M. B a été admis à l'aide juridictionnelle totale par une décision du 25 mars 2021.

Vu les autres pièces du dossier.

Vu :

- la loi n° 91-647 du 10 juillet 1991 relative à l'aide juridique ;

- le code de justice administrative.

Considérant ce qui suit :

1. Aux termes de l'article R. 222-1 du code de justice administrative : " Les présidents de tribunal administratif (), les premiers vice-présidents des tribunaux () et les présidents de formation de jugement des tribunaux () peuvent, par ordonnance : () / 4° Rejeter les requêtes manifestement irrecevables, lorsque la juridiction n'est pas tenue d'inviter leur auteur à les régulariser () ".

2. Aux termes de l'article R. 421-1 du même code : " La juridiction ne peut être saisie que par voie de recours formé contre une décision, et ce, dans les deux mois à partir de la notification ou de la publication de la décision attaquée. / Lorsque la requête tend au paiement d'une somme d'argent, elle n'est recevable qu'après l'intervention de la décision prise par l'administration sur une demande préalablement formée devant elle () ". Aux termes de l'article R. 612-1 du même code : " Lorsque des conclusions sont entachées d'une irrecevabilité susceptible d'être couverte après l'expiration du délai de recours, la juridiction ne peut les rejeter en relevant d'office cette irrecevabilité qu'après avoir invité leur auteur à les régulariser. () ".

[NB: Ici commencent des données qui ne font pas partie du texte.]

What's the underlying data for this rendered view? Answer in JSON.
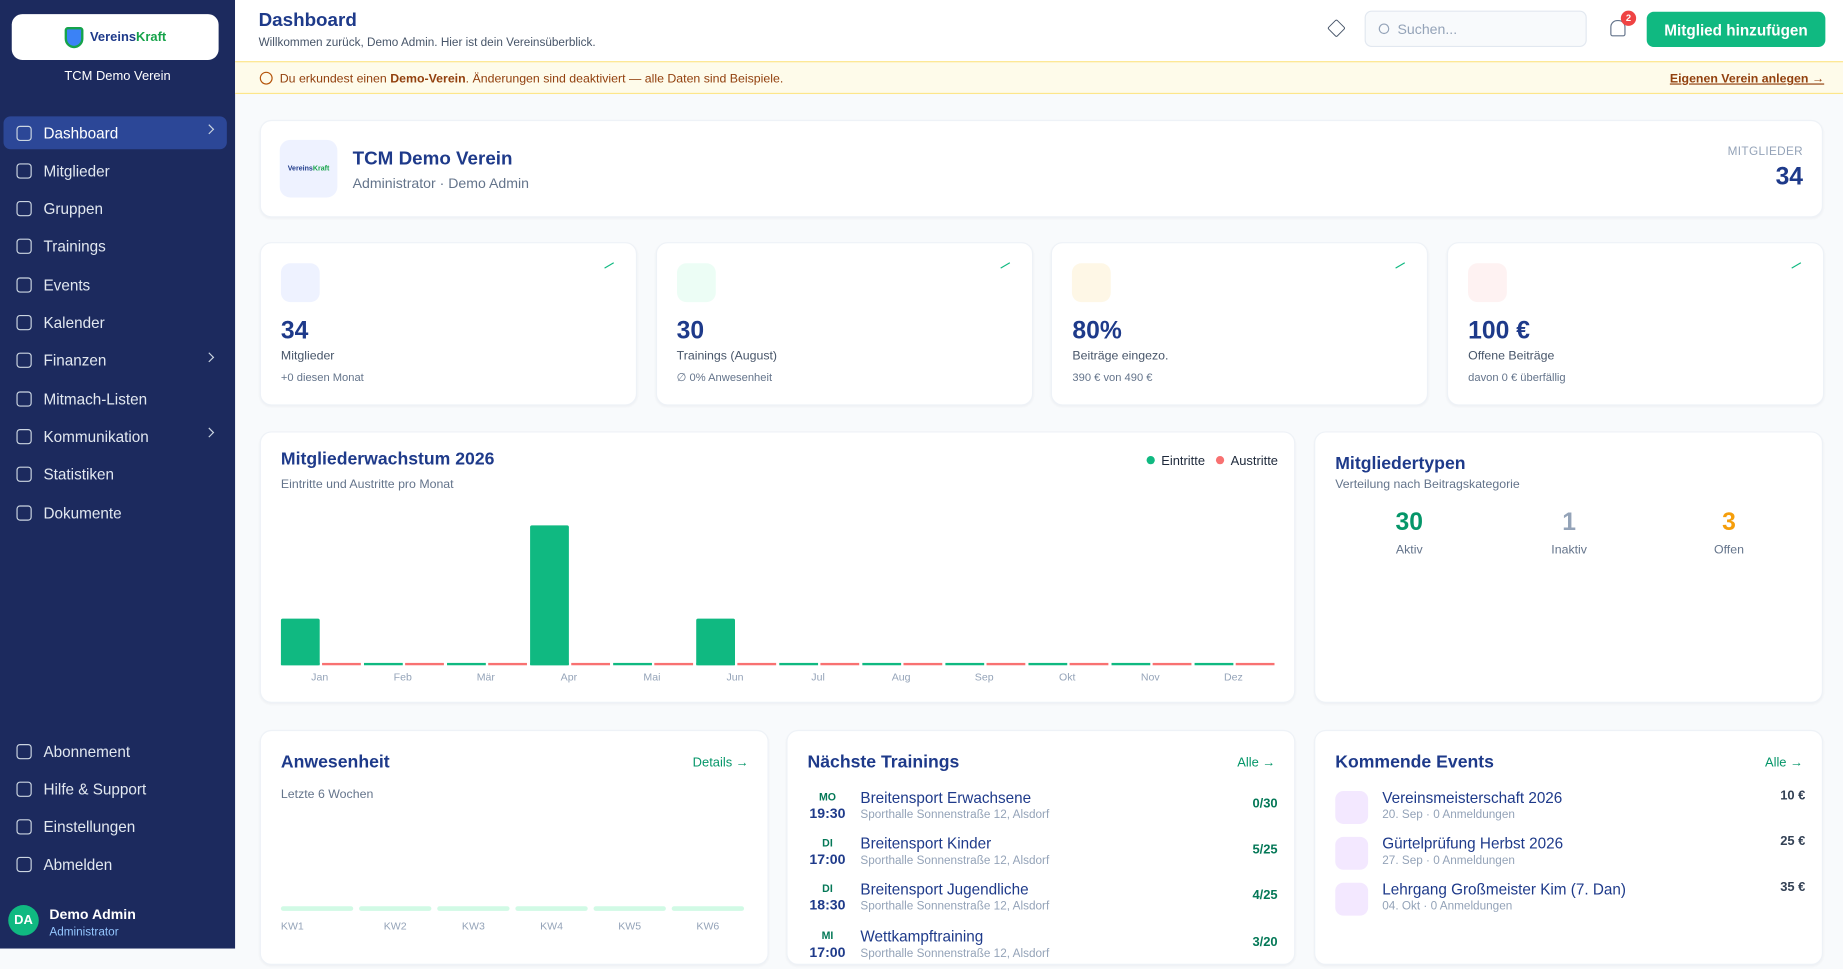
{
  "sidebar": {
    "brand": [
      "Vereins",
      "Kraft"
    ],
    "club": "TCM Demo Verein",
    "nav": [
      {
        "label": "Dashboard",
        "active": true,
        "submenu": true
      },
      {
        "label": "Mitglieder"
      },
      {
        "label": "Gruppen"
      },
      {
        "label": "Trainings"
      },
      {
        "label": "Events"
      },
      {
        "label": "Kalender"
      },
      {
        "label": "Finanzen",
        "submenu": true
      },
      {
        "label": "Mitmach-Listen"
      },
      {
        "label": "Kommunikation",
        "submenu": true
      },
      {
        "label": "Statistiken"
      },
      {
        "label": "Dokumente"
      }
    ],
    "bottom_nav": [
      {
        "label": "Abonnement"
      },
      {
        "label": "Hilfe & Support"
      },
      {
        "label": "Einstellungen"
      },
      {
        "label": "Abmelden"
      }
    ],
    "user": {
      "initials": "DA",
      "name": "Demo Admin",
      "role": "Administrator"
    }
  },
  "header": {
    "title": "Dashboard",
    "subtitle": "Willkommen zurück, Demo Admin. Hier ist dein Vereinsüberblick.",
    "search_placeholder": "Suchen...",
    "notifications": 2,
    "add_button": "Mitglied hinzufügen"
  },
  "banner": {
    "text_before": "Du erkundest einen ",
    "highlight": "Demo-Verein",
    "text_after": ". Änderungen sind deaktiviert — alle Daten sind Beispiele.",
    "link": "Eigenen Verein anlegen →"
  },
  "club_card": {
    "name": "TCM Demo Verein",
    "role": "Administrator · Demo Admin",
    "members_label": "MITGLIEDER",
    "members": 34
  },
  "stats": [
    {
      "value": "34",
      "label": "Mitglieder",
      "sub": "+0 diesen Monat"
    },
    {
      "value": "30",
      "label": "Trainings (August)",
      "sub": "∅ 0% Anwesenheit"
    },
    {
      "value": "80%",
      "label": "Beiträge eingezo.",
      "sub": "390 € von 490 €"
    },
    {
      "value": "100 €",
      "label": "Offene Beiträge",
      "sub": "davon 0 € überfällig"
    }
  ],
  "chart_data": [
    {
      "type": "bar",
      "title": "Mitgliederwachstum 2026",
      "subtitle": "Eintritte und Austritte pro Monat",
      "categories": [
        "Jan",
        "Feb",
        "Mär",
        "Apr",
        "Mai",
        "Jun",
        "Jul",
        "Aug",
        "Sep",
        "Okt",
        "Nov",
        "Dez"
      ],
      "series": [
        {
          "name": "Eintritte",
          "color": "#10b981",
          "values": [
            3,
            0,
            0,
            9,
            0,
            3,
            0,
            0,
            0,
            0,
            0,
            0
          ]
        },
        {
          "name": "Austritte",
          "color": "#f87171",
          "values": [
            0,
            0,
            0,
            0,
            0,
            0,
            0,
            0,
            0,
            0,
            0,
            0
          ]
        }
      ],
      "legend": "top-right"
    },
    {
      "type": "bar",
      "title": "Anwesenheit",
      "subtitle": "Letzte 6 Wochen",
      "action": "Details →",
      "categories": [
        "KW1",
        "KW2",
        "KW3",
        "KW4",
        "KW5",
        "KW6"
      ],
      "values": [
        0,
        0,
        0,
        0,
        0,
        0
      ],
      "color": "#10b981",
      "ylim": [
        0,
        100
      ]
    }
  ],
  "member_types": {
    "title": "Mitgliedertypen",
    "subtitle": "Verteilung nach Beitragskategorie",
    "items": [
      {
        "value": 30,
        "label": "Aktiv",
        "color": "#059669"
      },
      {
        "value": 1,
        "label": "Inaktiv",
        "color": "#94a3b8"
      },
      {
        "value": 3,
        "label": "Offen",
        "color": "#f59e0b"
      }
    ]
  },
  "trainings": {
    "title": "Nächste Trainings",
    "action": "Alle →",
    "items": [
      {
        "day": "MO",
        "time": "19:30",
        "name": "Breitensport Erwachsene",
        "location": "Sporthalle Sonnenstraße 12, Alsdorf",
        "count": "0/30"
      },
      {
        "day": "DI",
        "time": "17:00",
        "name": "Breitensport Kinder",
        "location": "Sporthalle Sonnenstraße 12, Alsdorf",
        "count": "5/25"
      },
      {
        "day": "DI",
        "time": "18:30",
        "name": "Breitensport Jugendliche",
        "location": "Sporthalle Sonnenstraße 12, Alsdorf",
        "count": "4/25"
      },
      {
        "day": "MI",
        "time": "17:00",
        "name": "Wettkampftraining",
        "location": "Sporthalle Sonnenstraße 12, Alsdorf",
        "count": "3/20"
      }
    ]
  },
  "events": {
    "title": "Kommende Events",
    "action": "Alle →",
    "items": [
      {
        "name": "Vereinsmeisterschaft 2026",
        "meta": "20. Sep · 0 Anmeldungen",
        "price": "10 €"
      },
      {
        "name": "Gürtelprüfung Herbst 2026",
        "meta": "27. Sep · 0 Anmeldungen",
        "price": "25 €"
      },
      {
        "name": "Lehrgang Großmeister Kim (7. Dan)",
        "meta": "04. Okt · 0 Anmeldungen",
        "price": "35 €"
      }
    ]
  }
}
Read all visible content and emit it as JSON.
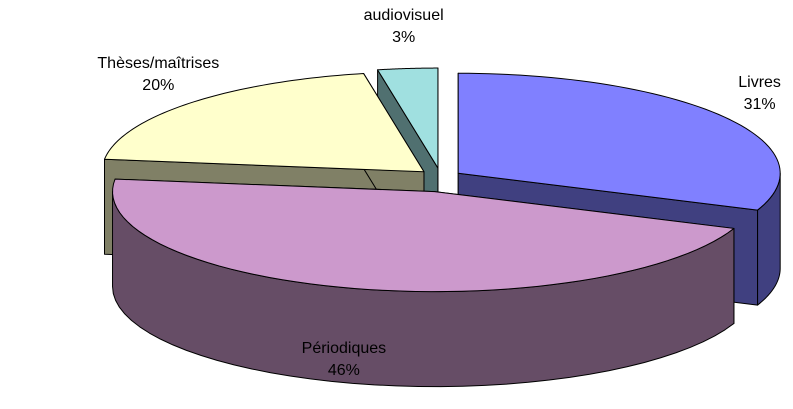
{
  "chart_data": {
    "type": "pie3d",
    "categories": [
      "Livres",
      "Périodiques",
      "Thèses/maîtrises",
      "audiovisuel"
    ],
    "values": [
      31,
      46,
      20,
      3
    ],
    "value_labels": [
      "31%",
      "46%",
      "20%",
      "3%"
    ],
    "colors": [
      "#8080ff",
      "#cc99cc",
      "#ffffcc",
      "#a0e0e0"
    ]
  }
}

3. M. B sollicite l'indemnisation du préjudice moral qu'il estime avoir subi du fait du rejet de sa demande d'asile. Toutefois, l'intéressé ne justifie pas avoir adressé une demande indemnitaire préalable à l'Office français de protection des réfugiés et apatrides et n'a pas chiffré ses prétentions. En dépit de la demande de régularisation qui lui a été adressée par le tribunal le 5 janvier 2021 et dont il a été accusé réception le 11 janvier 2021, M. B n'a, dans le délai de quinze jours qui lui était imparti, ni produit tout document justifiant du dépôt d'une demande indemnitaire préalable, ni chiffré le montant de son préjudice. Dès lors, la présente requête, qui n'a pas été régularisée, est entachée d'irrecevabilités manifestes et ne peut qu'être rejetée.

O R D O N N E :

Article 1er : La requête de M. B est rejetée.

Article 2 : La présente ordonnance sera notifiée à M. A B, à l'Office français de protection des réfugiés et apatrides et à Me Foch.

Fait à Nantes, le 08 janvier 2024.

La présidente,

S. RIMEU

La République mande et ordonne au ministre de l'intérieur et des outre-mer en ce qui le concerne ou à tous commissaires de justice à ce requis en ce qui concerne les voies de droit commun contre les parties privées, de pourvoir à l'exécution de la présente décision.